Meeting Z is larger than a threshold value eta, 1 eta is smaller than 2, taking the target frame as a new key frame, taking a pose parameter matrix of the target frame relative to the current key frame as a pose parameter of the new key frame, and simultaneously updating the target frame into the current key frame; finishing key frame sequence establishment by the iteration;

(3) And taking the viewpoint of the first frame of the sequence image as the origin of the world coordinate system, scaling the resolution of any target image to M multiplied by N, calculating to obtain three-dimensional coordinates under the camera coordinate system according to the internal parameters and depth information of the camera obtained by network output, and calculating to obtain the three-dimensional coordinates in the world coordinate system of each pixel of the target frame according to the pose parameters of the camera output by the network and combining the pose parameters of each key frame in the key frame sequence and the pose parameter matrix of the target frame relative to the current key frame.

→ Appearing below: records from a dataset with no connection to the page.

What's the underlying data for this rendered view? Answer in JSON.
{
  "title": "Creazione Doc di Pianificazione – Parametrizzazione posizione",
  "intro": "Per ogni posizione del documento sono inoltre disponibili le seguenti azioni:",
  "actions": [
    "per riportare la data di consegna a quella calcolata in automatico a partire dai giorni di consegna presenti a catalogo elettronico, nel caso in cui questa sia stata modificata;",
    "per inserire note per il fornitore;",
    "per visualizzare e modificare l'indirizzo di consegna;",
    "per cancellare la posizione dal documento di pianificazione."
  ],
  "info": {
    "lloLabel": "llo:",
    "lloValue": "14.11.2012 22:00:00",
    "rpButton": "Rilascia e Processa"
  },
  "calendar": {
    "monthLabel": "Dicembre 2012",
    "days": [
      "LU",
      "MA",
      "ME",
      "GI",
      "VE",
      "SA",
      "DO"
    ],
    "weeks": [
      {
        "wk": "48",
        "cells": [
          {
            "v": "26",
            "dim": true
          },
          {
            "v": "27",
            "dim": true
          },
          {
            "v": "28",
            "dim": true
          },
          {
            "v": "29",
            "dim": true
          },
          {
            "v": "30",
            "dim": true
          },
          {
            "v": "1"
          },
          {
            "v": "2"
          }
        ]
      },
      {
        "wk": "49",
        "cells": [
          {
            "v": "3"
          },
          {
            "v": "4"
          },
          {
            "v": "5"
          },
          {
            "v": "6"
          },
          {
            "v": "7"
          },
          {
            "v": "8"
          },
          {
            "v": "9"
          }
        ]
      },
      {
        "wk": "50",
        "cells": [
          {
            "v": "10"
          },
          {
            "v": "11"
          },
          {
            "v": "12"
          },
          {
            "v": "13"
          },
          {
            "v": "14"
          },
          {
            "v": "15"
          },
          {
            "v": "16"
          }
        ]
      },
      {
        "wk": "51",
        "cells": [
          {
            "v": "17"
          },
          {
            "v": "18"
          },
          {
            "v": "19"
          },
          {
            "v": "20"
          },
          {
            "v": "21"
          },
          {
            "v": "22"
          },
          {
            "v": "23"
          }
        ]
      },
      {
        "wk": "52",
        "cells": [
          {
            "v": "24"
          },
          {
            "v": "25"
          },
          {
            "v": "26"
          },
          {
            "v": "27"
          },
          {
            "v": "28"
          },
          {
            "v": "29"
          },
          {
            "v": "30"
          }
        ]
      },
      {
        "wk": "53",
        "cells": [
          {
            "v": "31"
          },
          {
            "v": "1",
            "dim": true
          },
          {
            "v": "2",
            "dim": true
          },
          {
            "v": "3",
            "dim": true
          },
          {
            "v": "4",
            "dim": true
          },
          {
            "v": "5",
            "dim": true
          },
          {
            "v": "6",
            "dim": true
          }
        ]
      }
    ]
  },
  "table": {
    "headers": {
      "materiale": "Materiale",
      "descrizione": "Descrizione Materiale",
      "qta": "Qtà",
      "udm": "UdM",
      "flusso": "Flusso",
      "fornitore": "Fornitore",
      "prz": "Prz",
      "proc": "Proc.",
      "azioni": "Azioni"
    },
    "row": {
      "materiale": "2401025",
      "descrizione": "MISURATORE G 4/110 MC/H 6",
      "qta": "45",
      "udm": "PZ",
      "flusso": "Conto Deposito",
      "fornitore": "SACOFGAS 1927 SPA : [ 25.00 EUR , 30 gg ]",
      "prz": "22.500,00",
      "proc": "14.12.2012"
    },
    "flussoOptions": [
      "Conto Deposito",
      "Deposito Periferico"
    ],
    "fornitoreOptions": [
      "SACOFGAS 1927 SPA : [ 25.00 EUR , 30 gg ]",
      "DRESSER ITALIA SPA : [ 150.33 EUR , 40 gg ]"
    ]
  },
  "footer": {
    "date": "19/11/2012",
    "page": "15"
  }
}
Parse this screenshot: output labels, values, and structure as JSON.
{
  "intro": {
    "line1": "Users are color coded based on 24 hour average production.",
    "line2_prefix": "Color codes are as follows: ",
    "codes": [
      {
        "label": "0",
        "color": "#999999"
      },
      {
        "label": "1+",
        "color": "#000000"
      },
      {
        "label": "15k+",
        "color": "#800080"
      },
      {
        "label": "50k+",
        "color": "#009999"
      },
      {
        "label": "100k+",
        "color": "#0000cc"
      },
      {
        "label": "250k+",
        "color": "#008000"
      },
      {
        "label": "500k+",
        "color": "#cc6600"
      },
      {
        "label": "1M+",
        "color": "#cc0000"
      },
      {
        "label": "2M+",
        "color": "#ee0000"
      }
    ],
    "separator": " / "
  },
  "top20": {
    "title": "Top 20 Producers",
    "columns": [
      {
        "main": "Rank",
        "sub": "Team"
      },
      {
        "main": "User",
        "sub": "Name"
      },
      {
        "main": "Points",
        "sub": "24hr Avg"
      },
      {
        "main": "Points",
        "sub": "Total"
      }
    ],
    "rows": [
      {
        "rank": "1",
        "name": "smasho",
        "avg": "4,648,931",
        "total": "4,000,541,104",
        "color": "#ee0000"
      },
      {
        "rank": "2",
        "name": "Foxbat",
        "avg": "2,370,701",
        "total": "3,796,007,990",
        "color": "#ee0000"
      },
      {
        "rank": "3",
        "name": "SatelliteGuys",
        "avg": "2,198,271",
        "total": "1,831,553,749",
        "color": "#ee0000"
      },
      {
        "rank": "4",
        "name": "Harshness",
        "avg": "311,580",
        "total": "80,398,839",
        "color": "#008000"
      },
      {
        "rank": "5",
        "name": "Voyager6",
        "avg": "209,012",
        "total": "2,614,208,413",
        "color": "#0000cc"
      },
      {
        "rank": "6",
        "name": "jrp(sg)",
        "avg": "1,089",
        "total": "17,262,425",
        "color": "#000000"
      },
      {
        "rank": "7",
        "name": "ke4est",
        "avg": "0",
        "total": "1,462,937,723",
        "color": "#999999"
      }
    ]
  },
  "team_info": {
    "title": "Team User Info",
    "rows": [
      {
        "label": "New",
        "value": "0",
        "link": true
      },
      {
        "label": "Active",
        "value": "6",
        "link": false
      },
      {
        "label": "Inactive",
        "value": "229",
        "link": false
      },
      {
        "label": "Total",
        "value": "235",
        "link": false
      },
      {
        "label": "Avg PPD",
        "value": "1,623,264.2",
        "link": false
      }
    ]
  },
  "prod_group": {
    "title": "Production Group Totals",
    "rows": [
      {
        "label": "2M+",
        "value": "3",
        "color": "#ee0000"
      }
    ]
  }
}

The invention has the beneficial effects that:

the invention designs a transducer network model based on mutual attention, which adopts a mutual attention mechanism among different views to learn, so that the intelligent perception capability of deep learning is fully exerted in the three-dimensional reconstruction of medical images, three-dimensional geometric information can be automatically acquired from two-dimensional ultrasonic or CT images, the medical clinical diagnosis target can be visually displayed by using the invention, an effective 3D reconstruction solution can be provided for the medical auxiliary diagnosis of artificial intelligence, and the efficiency of the medical auxiliary diagnosis of the artificial intelligence is improved.

Drawings

FIG. 1 is a three-dimensional reconstruction result graph of an ultrasound image of the present invention;

fig. 2 is a three-dimensional reconstruction result diagram of a CT image according to the present invention.

Detailed Description

The invention will be further described with reference to the accompanying drawings and examples.

Examples

The embodiment is implemented under Windows 10-bit operating system on PC, and the hardware configuration is CPU i7-9700F, memory 16G,GPU NVIDIA GeForce GTX 2070 8G; the deep learning library adopts Tensorflow1.14; programming is in Python language version 3.7.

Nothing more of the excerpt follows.